Pre-employment cognitive testing is older than most believe. Based on historically recorded information, the first mental employment test may have been the imperial examination in China used as far back as the Han Dynasty (206 BC – 220 AD). Its use was standardized during the Song Dynasty (960 AD – 1279 AD) as a civil service exam for candidates wishing to enter the state bureaucracy. The imperial examination tested candidates’ knowledge on topics such as civil law and fiscal policy, and helped the nation transition from a military ruling class to a scholarly one. Later in its development, degrees were presented to candidates passing the examinations.
Besides making higher career paths available, the exam degrees raised a candidate’s social status as well. European missionaries brought the employment testing system back to Europe, and large entities such as the English East India Company were advised to utilize comparable methods in their employee selection process. What we consider modern cognitive testing began in France during the 1800s. In the U.S., employment testing gained popularity for government positions after 1883, and has retained that popularity to this day with the state and city job Civil Service Exams.
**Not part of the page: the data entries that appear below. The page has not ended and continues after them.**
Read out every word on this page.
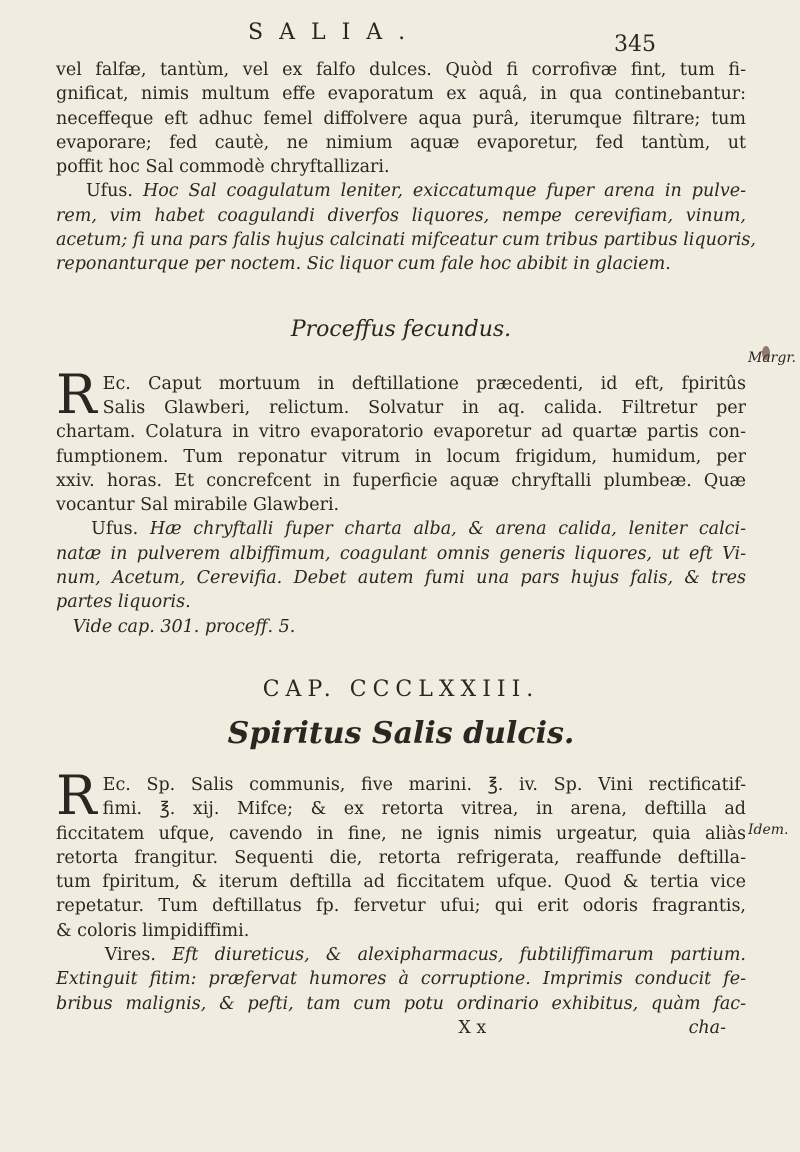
SALIA.	345

vel falfæ, tantùm, vel ex falfo dulces. Quòd fi corrofivæ fint, tum fi-
gnificat, nimis multum effe evaporatum ex aquâ, in qua continebantur:
neceffeque eft adhuc femel diffolvere aqua purâ, iterumque filtrare; tum
evaporare; fed cautè, ne nimium aquæ evaporetur, fed tantùm, ut
poffit hoc Sal commodè chryftallizari.

Ufus. Hoc Sal coagulatum leniter, exiccatumque fuper arena in pulve-
rem, vim habet coagulandi diverfos liquores, nempe cerevifiam, vinum,
acetum; fi una pars falis hujus calcinati mifceatur cum tribus partibus liquoris,
reponanturque per noctem. Sic liquor cum fale hoc abibit in glaciem.

Proceffus fecundus.

R Ec. Caput mortuum in deftillatione præcedenti, id eft, fpiritûs
Salis Glawberi, relictum. Solvatur in aq. calida. Filtretur per
chartam. Colatura in vitro evaporatorio evaporetur ad quartæ partis con-
fumptionem. Tum reponatur vitrum in locum frigidum, humidum, per
xxiv. horas. Et concrefcent in fuperficie aquæ chryftalli plumbeæ. Quæ
vocantur Sal mirabile Glawberi.

Ufus. Hæ chryftalli fuper charta alba, & arena calida, leniter calci-
natæ in pulverem albiffimum, coagulant omnis generis liquores, ut eft Vi-
num, Acetum, Cerevifia. Debet autem fumi una pars hujus falis, & tres
partes liquoris.
Vide cap. 301. proceff. 5.

CAP. CCCLXXIII.
Spiritus Salis dulcis.

R Ec. Sp. Salis communis, five marini. ℥. iv. Sp. Vini rectificatif-
fimi. ℥. xij. Mifce; & ex retorta vitrea, in arena, deftilla ad
ficcitatem ufque, cavendo in fine, ne ignis nimis urgeatur, quia aliàs
retorta frangitur. Sequenti die, retorta refrigerata, reaffunde deftilla-
tum fpiritum, & iterum deftilla ad ficcitatem ufque. Quod & tertia vice
repetatur. Tum deftillatus fp. fervetur ufui; qui erit odoris fragrantis,
& coloris limpidiffimi.

Vires. Eft diureticus, & alexipharmacus, fubtiliffimarum partium.
Extinguit fitim: præfervat humores à corruptione. Imprimis conducit fe-
bribus malignis, & pefti, tam cum potu ordinario exhibitus, quàm fac-

X x	cha-
Margr.
Idem.
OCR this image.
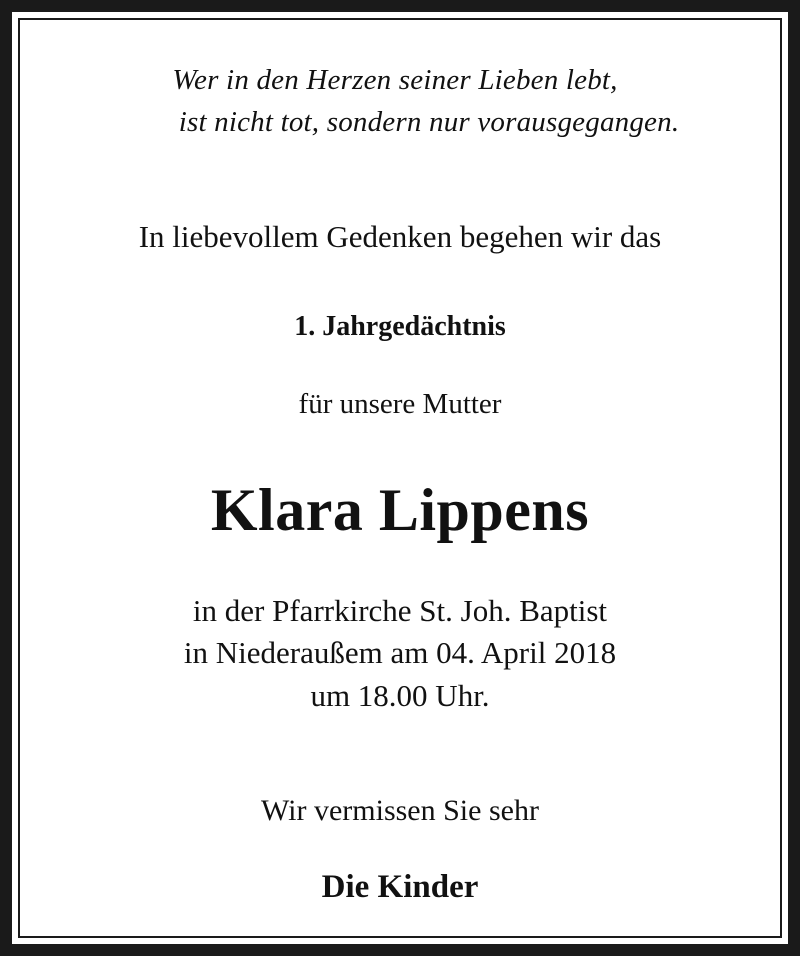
Wer in den Herzen seiner Lieben lebt,
ist nicht tot, sondern nur vorausgegangen.
In liebevollem Gedenken begehen wir das
1. Jahrgedächtnis
für unsere Mutter
Klara Lippens
in der Pfarrkirche St. Joh. Baptist
in Niederaußem am 04. April 2018
um 18.00 Uhr.
Wir vermissen Sie sehr
Die Kinder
Another popular testing method is an employment personality assessment. Personality testing owes its roots to the antiquated practice of phrenology, or personality evaluations based on measurements of the human skull. Perhaps another of its predecessors is physiognomy, or personality assessments based on facial features and other aspects of external appearance. Phrenology and physiognomy as they were then are considered a pseudoscience today, though they may have vaguely influenced modern theatrical mentalism. Unlike cognitive testing, personality testing in a practical application plays a crucial role not in the candidate’s capacity to learn and apply the necessary information, but more so in the candidate’s willingness to perform their future job on a daily basis. Fitting in with the ever-unique company culture is another vital aspect for long term employment and effective workplace communication that is measured by a well-constructed personality assessment.